Trees are greatly underutilized as an eco-technology. “Working trees” could absorb some of the excess phosphorus and nitrogen that run off farm fields and help heal the dead zone in the Gulf of Mexico. In Africa, millions of acres of parched land have been reclaimed through strategic tree growth.
Trees are also the planet’s heat shield. They keep the concrete and asphalt of cities and suburbs 10 or more degrees cooler and protect our skin from the sun’s harsh UV rays. The Texas Department of Forestry has estimated that the die-off of shade trees will cost Texans hundreds of millions of dollars more for air-conditioning. Trees, of course, sequester carbon dioxide, a greenhouse gas that makes the planet warmer. A study by the Carnegie Institution for Science also found that water vapor from forests lowers ambient temperatures.
A big question is, which trees should we be planting? Ten years ago, I met a shade tree farmer named David Milarch, a co-founder of the Champion Tree Project who has been cloning some of the world’s oldest and largest trees to protect their genetics, from California redwoods to the oaks of Ireland. “These are the supertrees, and they have stood the test of time,” he says.
Science doesn’t know if these genes will be important on a warmer planet, but an old proverb seems apt. “When is the best time to plant a tree?” The answer: “Twenty years ago. The second-best time? Today.”
Jim Robbins is the author of the forthcoming book “The Man Who Planted Trees.”

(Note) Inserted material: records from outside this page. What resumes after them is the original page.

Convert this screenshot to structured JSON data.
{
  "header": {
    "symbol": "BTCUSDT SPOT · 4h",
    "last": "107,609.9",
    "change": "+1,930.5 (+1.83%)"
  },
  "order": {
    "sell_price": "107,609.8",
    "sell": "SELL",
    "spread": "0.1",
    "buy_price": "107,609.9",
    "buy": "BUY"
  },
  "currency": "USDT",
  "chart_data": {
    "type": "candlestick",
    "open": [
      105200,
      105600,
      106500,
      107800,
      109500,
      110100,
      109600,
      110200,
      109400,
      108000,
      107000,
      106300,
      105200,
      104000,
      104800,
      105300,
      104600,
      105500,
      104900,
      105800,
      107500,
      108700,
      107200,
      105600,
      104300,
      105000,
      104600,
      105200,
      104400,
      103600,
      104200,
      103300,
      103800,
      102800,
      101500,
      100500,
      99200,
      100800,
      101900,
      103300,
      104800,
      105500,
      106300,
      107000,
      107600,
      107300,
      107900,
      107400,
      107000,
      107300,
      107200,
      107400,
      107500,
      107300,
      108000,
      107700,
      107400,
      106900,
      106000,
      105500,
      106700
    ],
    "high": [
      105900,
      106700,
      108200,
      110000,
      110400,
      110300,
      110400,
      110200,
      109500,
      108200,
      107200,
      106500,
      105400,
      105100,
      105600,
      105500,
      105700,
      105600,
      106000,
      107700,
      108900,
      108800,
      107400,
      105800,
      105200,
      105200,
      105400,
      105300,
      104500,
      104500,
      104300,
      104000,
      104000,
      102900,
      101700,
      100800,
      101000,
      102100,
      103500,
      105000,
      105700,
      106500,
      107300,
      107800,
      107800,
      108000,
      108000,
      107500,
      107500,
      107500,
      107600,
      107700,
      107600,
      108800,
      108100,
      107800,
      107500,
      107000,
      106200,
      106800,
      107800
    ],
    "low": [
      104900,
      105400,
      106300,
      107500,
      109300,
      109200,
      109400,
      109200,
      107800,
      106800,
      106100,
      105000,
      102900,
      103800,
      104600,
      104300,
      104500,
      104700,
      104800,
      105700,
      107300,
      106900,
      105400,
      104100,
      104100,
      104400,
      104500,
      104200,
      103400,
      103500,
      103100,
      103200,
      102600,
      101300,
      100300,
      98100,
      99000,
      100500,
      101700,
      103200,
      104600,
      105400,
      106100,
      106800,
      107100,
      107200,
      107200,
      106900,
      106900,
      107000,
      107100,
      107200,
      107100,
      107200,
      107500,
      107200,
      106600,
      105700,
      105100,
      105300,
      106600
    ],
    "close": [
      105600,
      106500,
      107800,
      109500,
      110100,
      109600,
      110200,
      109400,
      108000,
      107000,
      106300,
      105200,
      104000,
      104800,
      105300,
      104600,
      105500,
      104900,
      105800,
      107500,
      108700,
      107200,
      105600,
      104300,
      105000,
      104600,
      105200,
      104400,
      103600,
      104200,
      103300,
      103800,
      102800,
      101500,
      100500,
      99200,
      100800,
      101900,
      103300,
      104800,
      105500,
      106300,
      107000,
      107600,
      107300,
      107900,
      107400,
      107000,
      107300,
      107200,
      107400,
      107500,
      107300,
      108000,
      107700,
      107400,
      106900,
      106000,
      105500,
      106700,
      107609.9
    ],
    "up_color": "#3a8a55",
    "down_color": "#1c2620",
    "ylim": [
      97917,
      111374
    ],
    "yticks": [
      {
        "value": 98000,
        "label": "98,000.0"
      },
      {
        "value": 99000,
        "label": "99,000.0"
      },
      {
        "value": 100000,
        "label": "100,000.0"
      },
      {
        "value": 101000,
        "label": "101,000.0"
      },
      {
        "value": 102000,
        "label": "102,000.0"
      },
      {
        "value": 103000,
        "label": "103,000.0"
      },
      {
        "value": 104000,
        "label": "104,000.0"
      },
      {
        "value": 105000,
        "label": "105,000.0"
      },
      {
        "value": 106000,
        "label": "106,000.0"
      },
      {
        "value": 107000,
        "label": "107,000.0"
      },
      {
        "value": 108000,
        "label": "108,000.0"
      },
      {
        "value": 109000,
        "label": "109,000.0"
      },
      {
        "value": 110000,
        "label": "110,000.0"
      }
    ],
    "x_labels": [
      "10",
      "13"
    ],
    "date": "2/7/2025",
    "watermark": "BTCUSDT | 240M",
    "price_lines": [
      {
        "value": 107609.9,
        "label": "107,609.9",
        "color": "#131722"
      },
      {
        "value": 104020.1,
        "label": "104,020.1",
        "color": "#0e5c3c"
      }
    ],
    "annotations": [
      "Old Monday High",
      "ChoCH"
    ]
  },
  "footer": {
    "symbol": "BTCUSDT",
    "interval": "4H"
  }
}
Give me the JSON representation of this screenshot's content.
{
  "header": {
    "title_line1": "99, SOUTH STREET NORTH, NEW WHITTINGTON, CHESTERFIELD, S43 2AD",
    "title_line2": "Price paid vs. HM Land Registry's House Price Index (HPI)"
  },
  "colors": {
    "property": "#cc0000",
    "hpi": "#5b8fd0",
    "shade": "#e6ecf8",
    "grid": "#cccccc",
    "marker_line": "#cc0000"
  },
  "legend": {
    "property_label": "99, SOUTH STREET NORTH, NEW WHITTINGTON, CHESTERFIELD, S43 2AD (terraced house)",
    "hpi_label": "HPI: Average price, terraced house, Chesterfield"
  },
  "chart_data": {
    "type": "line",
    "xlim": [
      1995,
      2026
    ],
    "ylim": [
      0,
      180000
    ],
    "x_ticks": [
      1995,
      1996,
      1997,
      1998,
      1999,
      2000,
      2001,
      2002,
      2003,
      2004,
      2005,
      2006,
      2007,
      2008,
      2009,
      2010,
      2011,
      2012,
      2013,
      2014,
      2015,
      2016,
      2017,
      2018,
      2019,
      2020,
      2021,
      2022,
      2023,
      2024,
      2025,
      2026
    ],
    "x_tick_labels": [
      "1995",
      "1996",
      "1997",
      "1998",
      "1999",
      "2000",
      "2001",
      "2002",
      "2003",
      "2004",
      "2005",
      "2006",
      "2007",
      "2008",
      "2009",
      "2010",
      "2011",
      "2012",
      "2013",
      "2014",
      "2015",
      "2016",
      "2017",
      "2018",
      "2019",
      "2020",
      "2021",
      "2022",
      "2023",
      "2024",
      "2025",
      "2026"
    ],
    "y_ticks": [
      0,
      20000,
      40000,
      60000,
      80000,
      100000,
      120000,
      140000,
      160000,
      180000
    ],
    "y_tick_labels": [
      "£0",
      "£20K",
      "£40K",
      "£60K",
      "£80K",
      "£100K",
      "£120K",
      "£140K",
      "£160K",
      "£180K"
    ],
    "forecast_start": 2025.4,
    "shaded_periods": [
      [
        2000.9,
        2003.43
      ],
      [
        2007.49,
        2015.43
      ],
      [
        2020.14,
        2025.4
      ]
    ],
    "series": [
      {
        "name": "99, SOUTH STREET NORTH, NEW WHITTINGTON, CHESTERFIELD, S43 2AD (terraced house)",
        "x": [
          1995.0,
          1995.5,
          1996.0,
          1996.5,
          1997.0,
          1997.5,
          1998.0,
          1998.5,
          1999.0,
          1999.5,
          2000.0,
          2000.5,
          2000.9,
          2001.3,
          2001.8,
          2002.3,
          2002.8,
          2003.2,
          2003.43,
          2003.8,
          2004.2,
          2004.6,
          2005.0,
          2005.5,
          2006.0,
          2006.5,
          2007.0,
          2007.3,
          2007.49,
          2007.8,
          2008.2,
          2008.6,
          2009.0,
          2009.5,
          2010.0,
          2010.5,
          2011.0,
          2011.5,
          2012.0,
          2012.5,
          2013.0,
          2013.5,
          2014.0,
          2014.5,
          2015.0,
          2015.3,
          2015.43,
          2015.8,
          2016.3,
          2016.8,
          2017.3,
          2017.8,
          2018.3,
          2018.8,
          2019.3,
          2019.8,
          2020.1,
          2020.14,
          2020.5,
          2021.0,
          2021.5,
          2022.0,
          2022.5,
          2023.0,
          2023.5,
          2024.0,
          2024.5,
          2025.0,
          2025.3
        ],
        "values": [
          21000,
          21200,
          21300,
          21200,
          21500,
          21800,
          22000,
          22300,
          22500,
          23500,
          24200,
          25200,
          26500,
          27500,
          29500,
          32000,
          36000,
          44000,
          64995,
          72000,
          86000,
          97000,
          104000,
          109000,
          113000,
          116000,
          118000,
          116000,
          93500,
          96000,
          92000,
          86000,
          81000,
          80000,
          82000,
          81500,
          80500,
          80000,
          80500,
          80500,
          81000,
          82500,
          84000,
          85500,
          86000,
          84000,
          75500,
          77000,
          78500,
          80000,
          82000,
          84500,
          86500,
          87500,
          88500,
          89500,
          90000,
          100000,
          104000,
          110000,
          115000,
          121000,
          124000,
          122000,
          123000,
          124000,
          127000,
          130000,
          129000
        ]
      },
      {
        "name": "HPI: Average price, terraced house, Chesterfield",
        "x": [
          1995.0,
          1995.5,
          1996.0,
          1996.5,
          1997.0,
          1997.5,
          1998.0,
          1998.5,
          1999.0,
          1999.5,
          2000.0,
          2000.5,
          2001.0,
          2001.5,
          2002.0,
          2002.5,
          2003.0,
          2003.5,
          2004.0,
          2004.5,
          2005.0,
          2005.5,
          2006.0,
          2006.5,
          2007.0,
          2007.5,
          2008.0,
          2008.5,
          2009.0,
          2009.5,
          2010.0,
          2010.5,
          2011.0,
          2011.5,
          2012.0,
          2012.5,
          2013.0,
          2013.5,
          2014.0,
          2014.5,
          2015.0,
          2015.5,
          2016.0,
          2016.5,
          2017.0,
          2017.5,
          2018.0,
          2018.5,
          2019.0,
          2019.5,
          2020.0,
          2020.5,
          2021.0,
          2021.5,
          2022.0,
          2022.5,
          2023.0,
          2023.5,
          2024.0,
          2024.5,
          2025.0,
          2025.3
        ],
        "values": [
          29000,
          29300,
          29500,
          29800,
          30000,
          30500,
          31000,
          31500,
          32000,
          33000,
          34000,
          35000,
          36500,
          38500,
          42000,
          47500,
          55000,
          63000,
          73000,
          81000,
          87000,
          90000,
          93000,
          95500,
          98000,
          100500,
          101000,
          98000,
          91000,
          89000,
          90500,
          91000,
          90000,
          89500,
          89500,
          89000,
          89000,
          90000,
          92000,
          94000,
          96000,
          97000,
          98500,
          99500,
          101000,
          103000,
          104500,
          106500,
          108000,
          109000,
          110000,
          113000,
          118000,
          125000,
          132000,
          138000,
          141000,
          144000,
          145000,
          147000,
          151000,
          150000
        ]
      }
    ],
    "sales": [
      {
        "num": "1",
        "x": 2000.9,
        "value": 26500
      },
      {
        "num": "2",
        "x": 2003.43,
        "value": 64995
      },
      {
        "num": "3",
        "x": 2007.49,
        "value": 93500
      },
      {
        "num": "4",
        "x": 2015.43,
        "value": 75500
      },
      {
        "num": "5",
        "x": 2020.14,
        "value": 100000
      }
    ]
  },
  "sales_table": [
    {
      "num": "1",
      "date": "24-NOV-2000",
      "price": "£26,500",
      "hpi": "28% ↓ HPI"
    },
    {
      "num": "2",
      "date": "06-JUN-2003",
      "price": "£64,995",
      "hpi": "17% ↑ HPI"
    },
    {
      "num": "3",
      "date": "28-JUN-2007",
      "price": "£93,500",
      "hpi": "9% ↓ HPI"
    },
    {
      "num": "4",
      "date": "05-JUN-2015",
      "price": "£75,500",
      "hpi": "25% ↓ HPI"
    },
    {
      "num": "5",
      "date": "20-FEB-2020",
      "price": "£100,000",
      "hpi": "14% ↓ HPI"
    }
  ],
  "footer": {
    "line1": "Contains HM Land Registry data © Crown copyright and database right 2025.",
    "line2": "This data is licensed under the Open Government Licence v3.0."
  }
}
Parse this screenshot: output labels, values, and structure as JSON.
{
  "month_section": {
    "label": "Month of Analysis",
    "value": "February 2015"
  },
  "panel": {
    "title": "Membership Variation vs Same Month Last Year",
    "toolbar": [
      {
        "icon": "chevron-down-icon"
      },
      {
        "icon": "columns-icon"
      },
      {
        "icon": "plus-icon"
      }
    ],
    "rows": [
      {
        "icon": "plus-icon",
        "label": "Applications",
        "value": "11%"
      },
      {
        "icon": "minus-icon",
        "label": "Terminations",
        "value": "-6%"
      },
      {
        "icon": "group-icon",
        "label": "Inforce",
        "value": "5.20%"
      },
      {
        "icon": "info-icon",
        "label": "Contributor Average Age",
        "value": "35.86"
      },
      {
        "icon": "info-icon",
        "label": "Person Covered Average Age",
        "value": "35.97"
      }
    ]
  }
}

This article has been revised to reflect the following correction:
Correction: April 13, 2012
An earlier version of this essay referred incorrectly to one of the greenhouse gases that are warming the planet. It is carbon dioxide, not carbon.
Written by Jim Robbins, April 11, 2012 – New York Times
Note: I love forest bathing! Nature is so healing.
“Live in the sunshine, swim the sea, drink the wild air.”